[<prev] [next>] [<thread-prev] [thread-next>] [day] [month] [year] [list]
Message-ID: <ZXcgbJsFRotjOgUw@raptor>
Date: Mon, 11 Dec 2023 14:45:00 +0000
From: Alexandru Elisei <alexandru.elisei@....com>
To: Hyesoo Yu <hyesoo.yu@...sung.com>
Cc: catalin.marinas@....com, will@...nel.org, oliver.upton@...ux.dev,
maz@...nel.org, james.morse@....com, suzuki.poulose@....com,
yuzenghui@...wei.com, arnd@...db.de, akpm@...ux-foundation.org,
mingo@...hat.com, peterz@...radead.org, juri.lelli@...hat.com,
vincent.guittot@...aro.org, dietmar.eggemann@....com,
rostedt@...dmis.org, bsegall@...gle.com, mgorman@...e.de,
bristot@...hat.com, vschneid@...hat.com, mhiramat@...nel.org,
rppt@...nel.org, hughd@...gle.com, pcc@...gle.com,
steven.price@....com, anshuman.khandual@....com,
vincenzo.frascino@....com, david@...hat.com, eugenis@...gle.com,
kcc@...gle.com, linux-arm-kernel@...ts.infradead.org,
linux-kernel@...r.kernel.org, kvmarm@...ts.linux.dev,
linux-fsdevel@...r.kernel.org, linux-arch@...r.kernel.org,
linux-mm@...ck.org, linux-trace-kernel@...r.kernel.org
Subject: Re: [PATCH RFC v2 11/27] arm64: mte: Reserve tag storage memory
Hi,
On Fri, Dec 08, 2023 at 02:03:44PM +0900, Hyesoo Yu wrote:
> Hi,
>
> I'm sorry for the late response, I was on vacation.
>
> On Sun, Dec 03, 2023 at 12:14:30PM +0000, Alexandru Elisei wrote:
> > Hi,
> >
> > On Wed, Nov 29, 2023 at 05:44:24PM +0900, Hyesoo Yu wrote:
> > > Hello.
> > >
> > > On Sun, Nov 19, 2023 at 04:57:05PM +0000, Alexandru Elisei wrote:
> > > > Allow the kernel to get the size and location of the MTE tag storage
> > > > regions from the DTB. This memory is marked as reserved for now.
> > > >
> > > > The DTB node for the tag storage region is defined as:
> > > >
> > > > tags0: tag-storage@...000000 {
> > > > compatible = "arm,mte-tag-storage";
> > > > reg = <0x08 0xf8000000 0x00 0x4000000>;
> > > > block-size = <0x1000>;
> > > > memory = <&memory0>; // Associated tagged memory node
> > > > };
> > > >
> > >
> > > How about using compatible = "shared-dma-pool" like below ?
> > >
> > > &reserved_memory {
> > > tags0: tag0@...000000 {
> > > compatible = "arm,mte-tag-storage";
> > > reg = <0x08 0xf8000000 0x00 0x4000000>;
> > > };
> > > }
> > >
> > > tag-storage {
> > > compatible = "arm,mte-tag-storage";
> > > memory-region = <&tag>;
> > > memory = <&memory0>;
> > > block-size = <0x1000>;
> > > }
> > >
> > > And then, the activation of CMA would be performed in the CMA code.
> > > We just can get the region information from memory-region and allocate it directly
> > > like alloc_contig_range, take_page_off_buddy.
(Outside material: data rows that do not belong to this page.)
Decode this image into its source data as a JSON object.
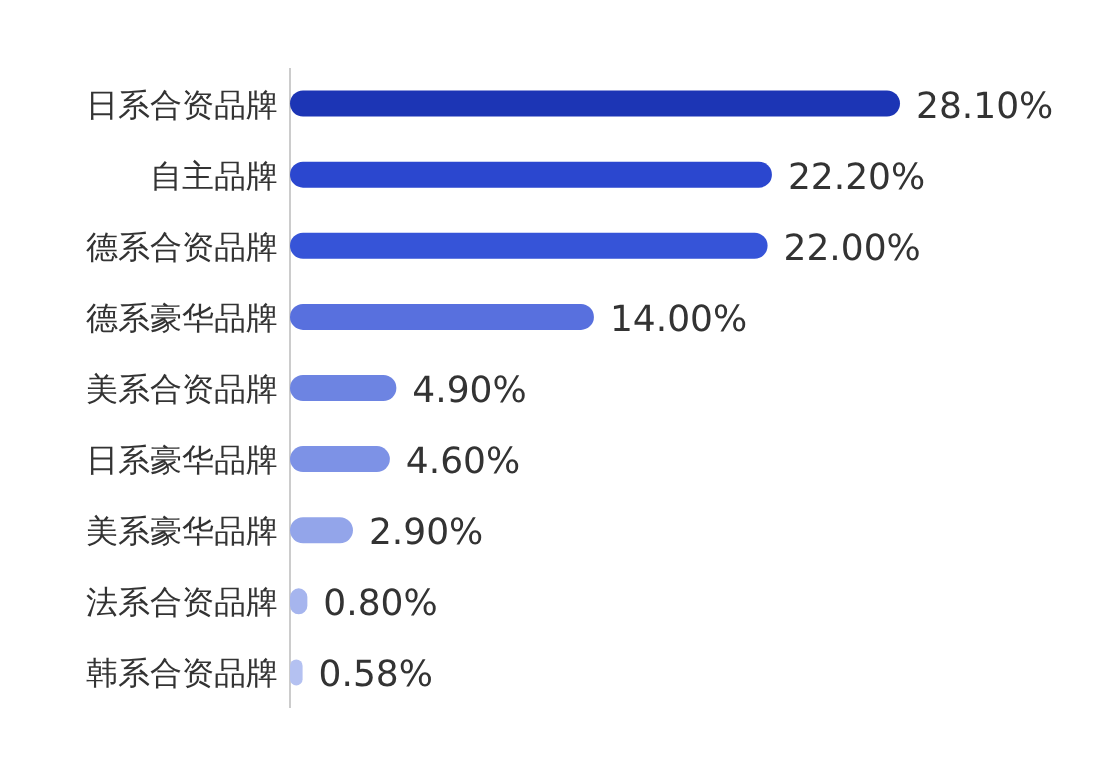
{
  "chart_data": {
    "type": "bar",
    "orientation": "horizontal",
    "categories": [
      "日系合资品牌",
      "自主品牌",
      "德系合资品牌",
      "德系豪华品牌",
      "美系合资品牌",
      "日系豪华品牌",
      "美系豪华品牌",
      "法系合资品牌",
      "韩系合资品牌"
    ],
    "values": [
      28.1,
      22.2,
      22.0,
      14.0,
      4.9,
      4.6,
      2.9,
      0.8,
      0.58
    ],
    "value_labels": [
      "28.10%",
      "22.20%",
      "22.00%",
      "14.00%",
      "4.90%",
      "4.60%",
      "2.90%",
      "0.80%",
      "0.58%"
    ],
    "colors": [
      "#1c35b5",
      "#2b47cf",
      "#3654d8",
      "#5870de",
      "#6d84e2",
      "#7d92e6",
      "#93a5ea",
      "#a6b5ee",
      "#b4c1f1"
    ]
  }
}
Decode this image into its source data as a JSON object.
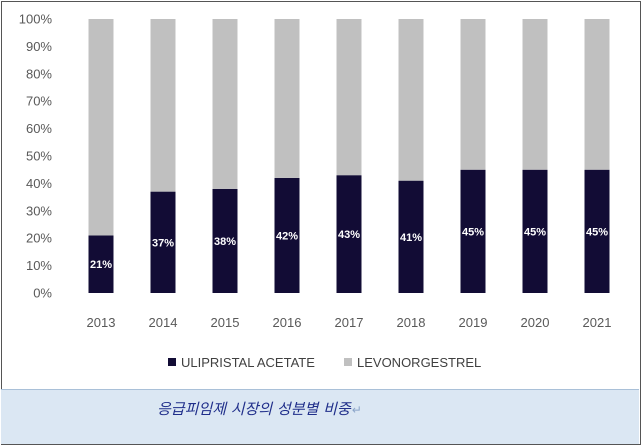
{
  "chart_data": {
    "type": "bar",
    "stacked": true,
    "categories": [
      "2013",
      "2014",
      "2015",
      "2016",
      "2017",
      "2018",
      "2019",
      "2020",
      "2021"
    ],
    "series": [
      {
        "name": "ULIPRISTAL ACETATE",
        "color": "#120c35",
        "values": [
          21,
          37,
          38,
          42,
          43,
          41,
          45,
          45,
          45
        ],
        "labels": [
          "21%",
          "37%",
          "38%",
          "42%",
          "43%",
          "41%",
          "45%",
          "45%",
          "45%"
        ]
      },
      {
        "name": "LEVONORGESTREL",
        "color": "#c0c0c0",
        "values": [
          79,
          63,
          62,
          58,
          57,
          59,
          55,
          55,
          55
        ]
      }
    ],
    "ylim": [
      0,
      100
    ],
    "yticks": [
      "0%",
      "10%",
      "20%",
      "30%",
      "40%",
      "50%",
      "60%",
      "70%",
      "80%",
      "90%",
      "100%"
    ],
    "grid": false,
    "legend": "bottom"
  },
  "caption": {
    "text": "응급피임제 시장의 성분별 비중",
    "mark": "↵"
  }
}
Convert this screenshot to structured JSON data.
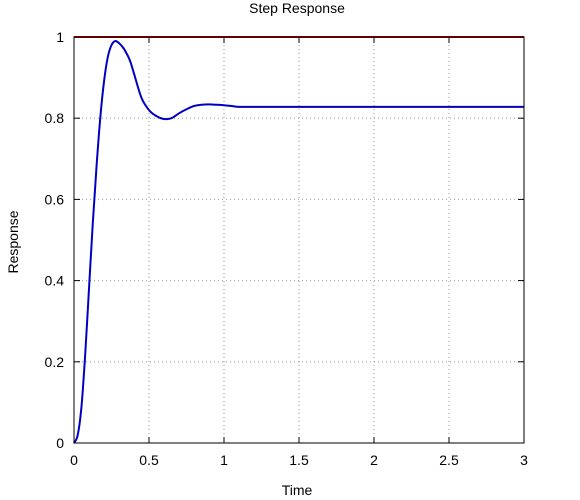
{
  "chart_data": {
    "type": "line",
    "title": "Step Response",
    "xlabel": "Time",
    "ylabel": "Response",
    "xlim": [
      0,
      3
    ],
    "ylim": [
      0,
      1
    ],
    "xticks": [
      0,
      0.5,
      1,
      1.5,
      2,
      2.5,
      3
    ],
    "xtick_labels": [
      "0",
      "0.5",
      "1",
      "1.5",
      "2",
      "2.5",
      "3"
    ],
    "yticks": [
      0,
      0.2,
      0.4,
      0.6,
      0.8,
      1
    ],
    "ytick_labels": [
      "0",
      "0.2",
      "0.4",
      "0.6",
      "0.8",
      "1"
    ],
    "grid": true,
    "grid_style": "dotted",
    "series": [
      {
        "color": "#0000c0",
        "x": [
          0,
          0.025,
          0.05,
          0.075,
          0.1,
          0.125,
          0.15,
          0.175,
          0.2,
          0.225,
          0.25,
          0.275,
          0.3,
          0.325,
          0.35,
          0.375,
          0.4,
          0.45,
          0.5,
          0.55,
          0.6,
          0.65,
          0.7,
          0.75,
          0.8,
          0.85,
          0.9,
          0.95,
          1.0,
          1.05,
          1.1,
          1.15,
          1.2,
          1.5,
          2.0,
          2.5,
          3.0
        ],
        "y": [
          0,
          0.02,
          0.09,
          0.22,
          0.38,
          0.54,
          0.68,
          0.8,
          0.89,
          0.95,
          0.98,
          0.99,
          0.985,
          0.975,
          0.96,
          0.94,
          0.91,
          0.85,
          0.82,
          0.805,
          0.798,
          0.8,
          0.812,
          0.822,
          0.83,
          0.833,
          0.834,
          0.833,
          0.832,
          0.83,
          0.828,
          0.828,
          0.828,
          0.828,
          0.828,
          0.828,
          0.828
        ]
      },
      {
        "color": "#c00000",
        "x": [
          0,
          3
        ],
        "y": [
          1,
          1
        ]
      }
    ]
  }
}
It seems like we can remove a lots of code.
> >
>
> Sorry, that example was my mistake. Actually I wanted to write like this.
>
> &reserved_memory {
> tags0: tag0@...000000 {
> compatible = "shared-dma-pool";
> reg = <0x08 0xf8000000 0x00 0x4000000>;
> reusable;
> };
> }
>
> tag-storage {
> compatible = "arm,mte-tag-storage";
> memory-region = <&tag>;
> memory = <&memory0>;
> block-size = <0x1000>;
> }
I prototyped your suggestion with this change to the device tree:
reserved-memory {
#address-cells = <0x02>;
#size-cells = <0x02>;
ranges;
tags0: tag-storage@...000000 {
compatible = "arm,mte-tag-storage";
reg = <0x08 0xf8000000 0x00 0x4000000>;
block-size = <0x1000>;
memory = <&memory0>;
reusable;
};
};
Would you mind explaining what we are gaining by using reserved mem?
Struct reserved_mem only has the base and size of the tag storage region,
and initialization for reserved mem happens before the DTB is unflattened.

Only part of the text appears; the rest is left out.